News24
29 Mar 2020, 23:41 GMT+10
North Korea fired what appeared to be two short-range ballistic missiles off its east coast on Sunday, the fourth such launch this month as the world battles the coronavirus outbreak.
The string of weapons drills come as a prolonged hiatus in disarmament talks with the United States drags on, and despite recent overtures from Washington offering help to contain the pandemic.
South Korea's Joint Chiefs of Staff said the North fired the two projectiles, presumed to be ballistic missiles, from the port city of Wonsan into the Sea of Japan, also known as the East Sea.
"Such military action by North Korea is an extremely inappropriate act when the entire world is having difficulties due to the COVID-19 outbreak," they added in a statement.
Tokyo's defence ministry said the projectiles fell short of Japanese waters and the country's exclusive economic zone.
The nuclear-armed North has yet to issue a statement on Sunday's missiles but attributed its three other launches this month -- all of which landed in the Sea of Japan -- to "long-range artillery" drills.
It last week fired what Seoul said were two short-range ballistic missiles, describing them as a new "tactical guided weapon".
North Korean state media announced the following day that the country's leader Kim Jong Un had received a letter from US President Donald Trump detailing a plan to develop ties -- a move later confirmed by a White House official.
The report cited Kim's powerful sister Kim Yo Jong, who warned that the apparently good personal relationship between the two leaders would not be enough to foster broader relations.
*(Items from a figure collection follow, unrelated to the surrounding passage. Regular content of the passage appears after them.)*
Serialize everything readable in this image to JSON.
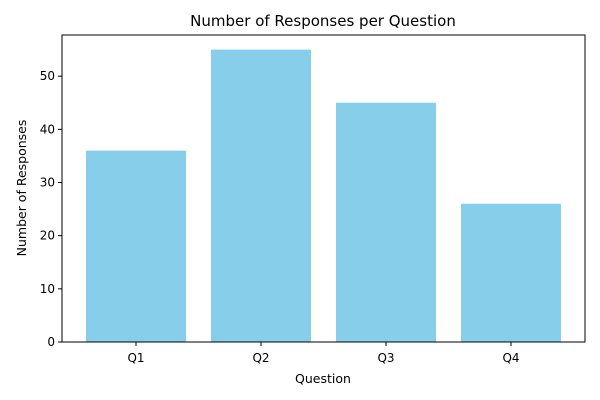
{
  "chart_data": {
    "type": "bar",
    "title": "Number of Responses per Question",
    "xlabel": "Question",
    "ylabel": "Number of Responses",
    "categories": [
      "Q1",
      "Q2",
      "Q3",
      "Q4"
    ],
    "values": [
      36,
      55,
      45,
      26
    ],
    "ylim": [
      0,
      57.75
    ],
    "yticks": [
      0,
      10,
      20,
      30,
      40,
      50
    ],
    "bar_color": "#87ceeb",
    "grid": false,
    "legend": "none"
  }
}
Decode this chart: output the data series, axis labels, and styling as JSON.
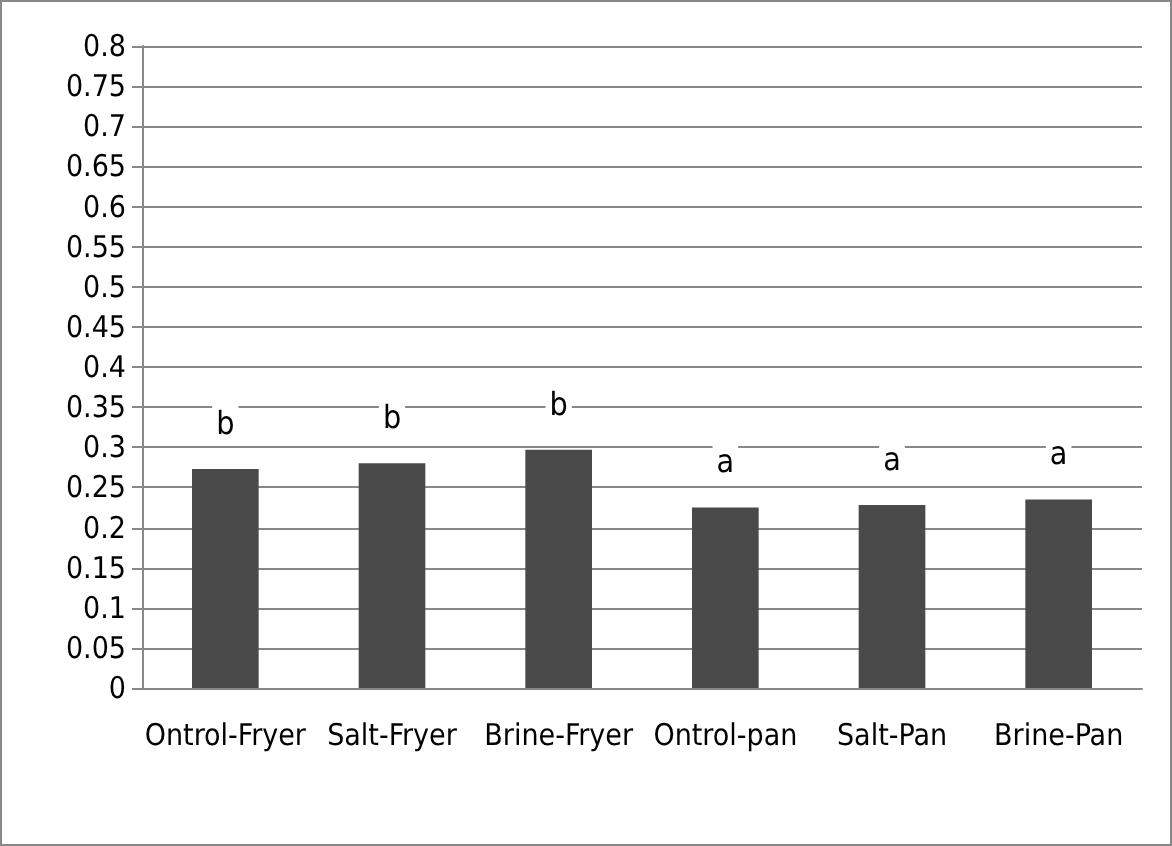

Trump "explained his plan to propel the relations between the two countries... and expressed his intent to render cooperation in the anti-epidemic work," she said in a statement published by the Korean Central News Agency (KCNA).
North Korea is one of the few remaining countries in the world yet to report a case of novel coronavirus infection.
But the outbreak has turned into a major international crisis, with more than 640,000 confirmed cases and 30,000 dead worldwide.
There has also been widespread speculation that the virus has reached the isolated nation, and health experts have warned that it could devastate the country given its weak medical infrastructure and widespread malnutrition.
Sunday's launch was intended to show the country was running normally during the pandemic, said Kim Dong-yub, a researcher at the Seoul-based Institute for Far Eastern Studies.
Negotiations deadlocked
Analysts say the North has been continuing to refine its weapons capabilities more than a year after a summit between Kim and Trump broke down in Hanoi.
Negotiations have since been deadlocked over sanctions relief and what the North would be willing to give up in return, despite a high-profile June meeting in the Demilitarized Zone that divides the Korean peninsula.
Pyongyang set a unilateral deadline for Washington to offer fresh concessions by the end of 2019, and in late December Kim declared his country no longer considered itself bound by moratoriums on nuclear and intercontinental ballistic missile tests.
In the past the North has fired missiles capable of reaching the entire US mainland and has carried out six nuclear tests, the most recent of them estimated to be up to 16 times more powerful than the Hiroshima blast.
North Korea is under multiple sets of United Nations, US and other sanctions over its weapons programmes.
Heightened tensions in 2017 were followed by two years of nuclear diplomacy between Pyongyang and Washington, including three meetings between Kim and Trump, but little tangible progress was made.